Ok, thanks - I can at least see where you're coming from then.
Do you think debate satisfies the latter directly - or is the frontier only pushed out if it helps in the automation process? Presumably the latter (??) - or do you expect e.g. catastrophic out-with-a-whimper dynamics before deceptive alignment?

I suppose I'm usually thinking of a "do we learn anything about what a scalable alignment approach would look like?" framing. Debate doesn't seem to get us much there (whether for scalable ELK, or scalable anything else), unless we can do the automating alignment work thing - and I'm quite sceptical of that (weakly, and with hand-waving).

I can buy a safe-AI-automates-quite-a-bit-of-busy-work argument; once we're talking about AI that's itself coming up with significant alignment breakthroughs, I have my doubts. What we want seems to be unhelpfully complex, such that I expect we need to target our helper AIs precisely (automating capabilities research seems much simpler).

Since we currently can't target our AIs precisely, I imagine we'd use (amplified-)human-approval. My worry is that errors/noise compounds for indirect feedback (e.g. deep debate tree on a non-crisp question), and that direct feedback is only as good as our (non-amplified) ability to do alignment research.
AI that doesn't have these problems seems to be the already dangerous variety (e.g. AI that can infer our goal and optimize for it).

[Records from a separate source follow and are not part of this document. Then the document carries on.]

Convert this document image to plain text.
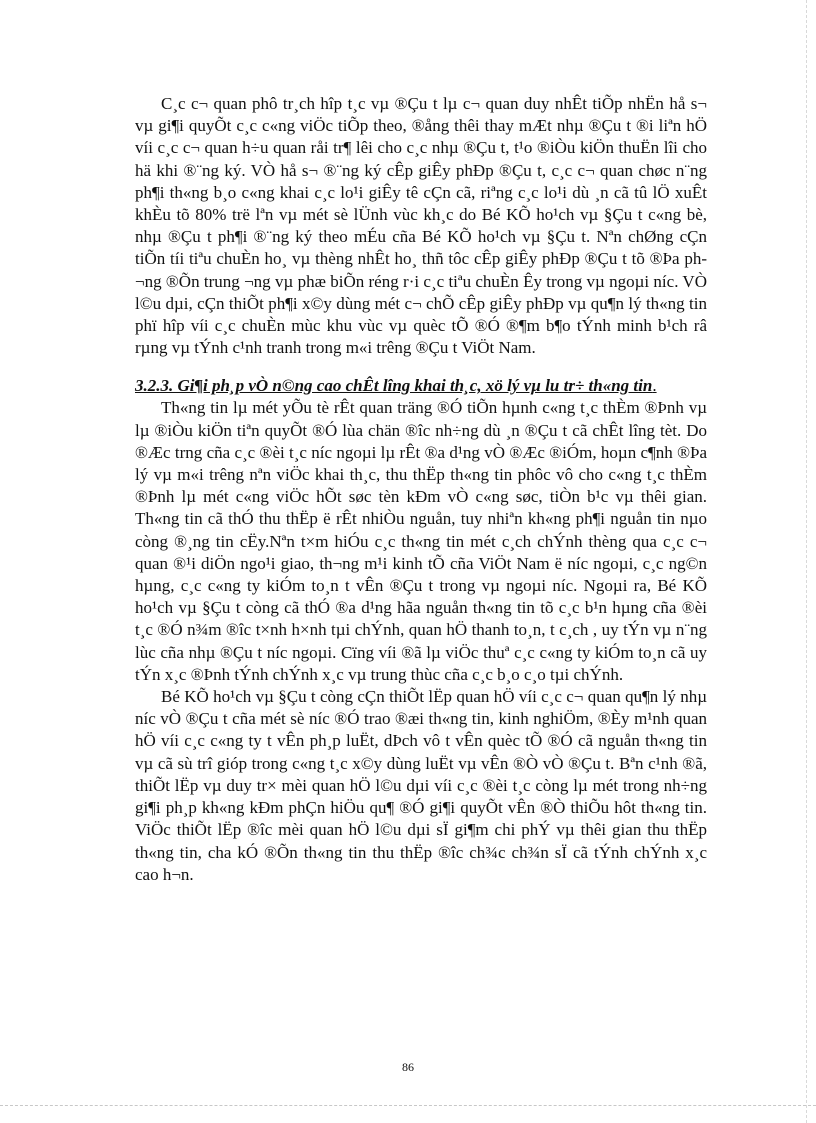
C¸c c¬ quan phô tr¸ch hîp t¸c vµ ®Çu t lµ c¬ quan duy nhÊt tiÕp nhËn hå s¬ vµ gi¶i quyÕt c¸c c«ng viÖc tiÕp theo, ®ång thêi thay mÆt nhµ ®Çu t ®i liªn hÖ víi c¸c c¬ quan h÷u quan råi tr¶ lêi cho c¸c nhµ ®Çu t, t¹o ®iÒu kiÖn thuËn lîi cho hä khi ®¨ng ký. VÒ hå s¬ ®¨ng ký cÊp giÊy phÐp ®Çu t, c¸c c¬ quan chøc n¨ng ph¶i th«ng b¸o c«ng khai c¸c lo¹i giÊy tê cÇn cã, riªng c¸c lo¹i dù ¸n cã tû lÖ xuÊt khÈu tõ 80% trë lªn vµ mét sè lÜnh vùc kh¸c do Bé KÕ ho¹ch vµ §Çu t c«ng bè, nhµ ®Çu t ph¶i ®¨ng ký theo mÉu cña Bé KÕ ho¹ch vµ §Çu t. Nªn chØng cÇn tiÕn tíi tiªu chuÈn ho¸ vµ thèng nhÊt ho¸ thñ tôc cÊp giÊy phÐp ®Çu t tõ ®Þa ph¬ng ®Õn trung ¬ng vµ phæ biÕn réng r·i c¸c tiªu chuÈn Êy trong vµ ngoµi níc. VÒ l©u dµi, cÇn thiÕt ph¶i x©y dùng mét c¬ chÕ cÊp giÊy phÐp vµ qu¶n lý th«ng tin phï hîp víi c¸c chuÈn mùc khu vùc vµ quèc tÕ ®Ó ®¶m b¶o tÝnh minh b¹ch râ rµng vµ tÝnh c¹nh tranh trong m«i trêng ®Çu t ViÖt Nam.

3.2.3. Gi¶i ph¸p vÒ n©ng cao chÊt lîng khai th¸c, xö lý vµ lu tr÷ th«ng tin.

Th«ng tin lµ mét yÕu tè rÊt quan träng ®Ó tiÕn hµnh c«ng t¸c thÈm ®Þnh vµ lµ ®iÒu kiÖn tiªn quyÕt ®Ó lùa chän ®îc nh÷ng dù ¸n ®Çu t cã chÊt lîng tèt. Do ®Æc trng cña c¸c ®èi t¸c níc ngoµi lµ rÊt ®a d¹ng vÒ ®Æc ®iÓm, hoµn c¶nh ®Þa lý vµ m«i trêng nªn viÖc khai th¸c, thu thËp th«ng tin phôc vô cho c«ng t¸c thÈm ®Þnh lµ mét c«ng viÖc hÕt søc tèn kÐm vÒ c«ng søc, tiÒn b¹c vµ thêi gian. Th«ng tin cã thÓ thu thËp ë rÊt nhiÒu nguån, tuy nhiªn kh«ng ph¶i nguån tin nµo còng ®¸ng tin cËy.Nªn t×m hiÓu c¸c th«ng tin mét c¸ch chÝnh thèng qua c¸c c¬ quan ®¹i diÖn ngo¹i giao, th¬ng m¹i kinh tÕ cña ViÖt Nam ë níc ngoµi, c¸c ng©n hµng, c¸c c«ng ty kiÓm to¸n t vÊn ®Çu t trong vµ ngoµi níc. Ngoµi ra, Bé KÕ ho¹ch vµ §Çu t còng cã thÓ ®a d¹ng hãa nguån th«ng tin tõ c¸c b¹n hµng cña ®èi t¸c ®Ó n¾m ®îc t×nh h×nh tµi chÝnh, quan hÖ thanh to¸n, t c¸ch , uy tÝn vµ n¨ng lùc cña nhµ ®Çu t níc ngoµi. Cïng víi ®ã lµ viÖc thuª c¸c c«ng ty kiÓm to¸n cã uy tÝn x¸c ®Þnh tÝnh chÝnh x¸c vµ trung thùc cña c¸c b¸o c¸o tµi chÝnh.

Bé KÕ ho¹ch vµ §Çu t còng cÇn thiÕt lËp quan hÖ víi c¸c c¬ quan qu¶n lý nhµ níc vÒ ®Çu t cña mét sè níc ®Ó trao ®æi th«ng tin, kinh nghiÖm, ®Èy m¹nh quan hÖ víi c¸c c«ng ty t vÊn ph¸p luËt, dÞch vô t vÊn quèc tÕ ®Ó cã nguån th«ng tin vµ cã sù trî gióp trong c«ng t¸c x©y dùng luËt vµ vÊn ®Ò vÒ ®Çu t. Bªn c¹nh ®ã, thiÕt lËp vµ duy tr× mèi quan hÖ l©u dµi víi c¸c ®èi t¸c còng lµ mét trong nh÷ng gi¶i ph¸p kh«ng kÐm phÇn hiÖu qu¶ ®Ó gi¶i quyÕt vÊn ®Ò thiÕu hôt th«ng tin. ViÖc thiÕt lËp ®îc mèi quan hÖ l©u dµi sÏ gi¶m chi phÝ vµ thêi gian thu thËp th«ng tin, cha kÓ ®Õn th«ng tin thu thËp ®îc ch¾c ch¾n sÏ cã tÝnh chÝnh x¸c cao h¬n.

86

I'd be more optimistic if I thought we were at/close-to a stage where we know the crisp high-level problems we need to solve, and could ask AI assistants for solutions to those crisp problems.

That said, I certainly think it's worth thinking about how we might get to a "virtuous cycle of automating alignment work". It just seems to me that it's bottlenecked on the same thing as our direct attempts to tackle the problem: our depth of understanding.